On July 29, 2020, the Department of Health and Human Services Office of Inspector General (OIG) updated its FAQs published in response to inquiries from the healthcare community on the application of the OIG’s administrative enforcement authorities to arrangements connected to the COVID-19 public health emergency. More specifically, the OIG concluded that if certain conditions are met, there is a low risk of fraud and abuse for an oncology practice to offer free or discounted lodging to patients who are Federal health care program beneficiaries and who, prior to the COVID-19 emergency, would have  qualified for free or discounted housing at a nonprofit lodging facility while receiving chemotherapy or radiation treatment. Applicable conditions include: (1) the patient must reside more than fifty miles from the treatment site; (2) the patient is an established patient of the practice who scheduled the treatment prior to the offering of the free or discounted lodging; (3) the lodging aid would facilitate the patient’s access to care while receiving treatment; (4) the practice reasonably believes that the patient would have qualified for free or discounted lodging during treatment at a nonprofit lodging facility that is closed as a result of the COVID-19 emergency; (5) the aid is in-kind (as opposed to a stipend given directly to the patient); (6) the lodging is in close proximity to the treatment site; (7) the practice does not advertise the availability of this aid; and (8) the lodging is provided during the COVID-19 emergency.
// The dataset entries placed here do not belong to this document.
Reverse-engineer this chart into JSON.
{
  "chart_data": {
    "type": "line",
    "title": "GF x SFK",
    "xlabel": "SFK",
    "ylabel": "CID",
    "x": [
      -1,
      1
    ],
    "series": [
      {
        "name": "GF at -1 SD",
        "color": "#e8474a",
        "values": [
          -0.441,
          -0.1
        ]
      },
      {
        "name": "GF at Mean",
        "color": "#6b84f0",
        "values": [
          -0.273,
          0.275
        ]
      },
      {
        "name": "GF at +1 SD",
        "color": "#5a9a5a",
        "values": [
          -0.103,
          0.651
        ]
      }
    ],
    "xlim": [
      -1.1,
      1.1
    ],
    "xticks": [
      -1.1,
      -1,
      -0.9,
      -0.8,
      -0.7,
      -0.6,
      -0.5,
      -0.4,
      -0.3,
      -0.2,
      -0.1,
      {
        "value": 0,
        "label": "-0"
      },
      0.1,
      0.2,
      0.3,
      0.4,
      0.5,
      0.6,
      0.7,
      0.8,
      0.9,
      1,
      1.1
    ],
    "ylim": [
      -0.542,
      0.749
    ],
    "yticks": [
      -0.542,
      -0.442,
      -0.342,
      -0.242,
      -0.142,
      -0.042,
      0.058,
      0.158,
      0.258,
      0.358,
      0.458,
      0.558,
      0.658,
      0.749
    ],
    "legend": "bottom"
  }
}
Healthcare providers are invited to submit inquiries to OIGComplianceSuggestions@oig.hhs.gov after reading these FAQs.

HHS Renews COVID-19 Public Health Emergency

On July 23, 2020, Secretary of Health and Human Services Alex Azar renewed the determination that a Public Health Emergency related to the COVID-19 pandemic exists. Secretary Azar first declared the COVID-19 Public Health Emergency on January 27, 2020 and first renewed that declaration on April 21. This renewal was due to expire on July 25. The emergency powers granted through a Public Health Emergency have empowered the expansion of telehealth, emergency approval of new drugs and tests, and a host of waivers and flexibilities to facilitate and aid providers’ treatment of their patients through the COVID-19 pandemic. This new expansion will last for 90 days until late October.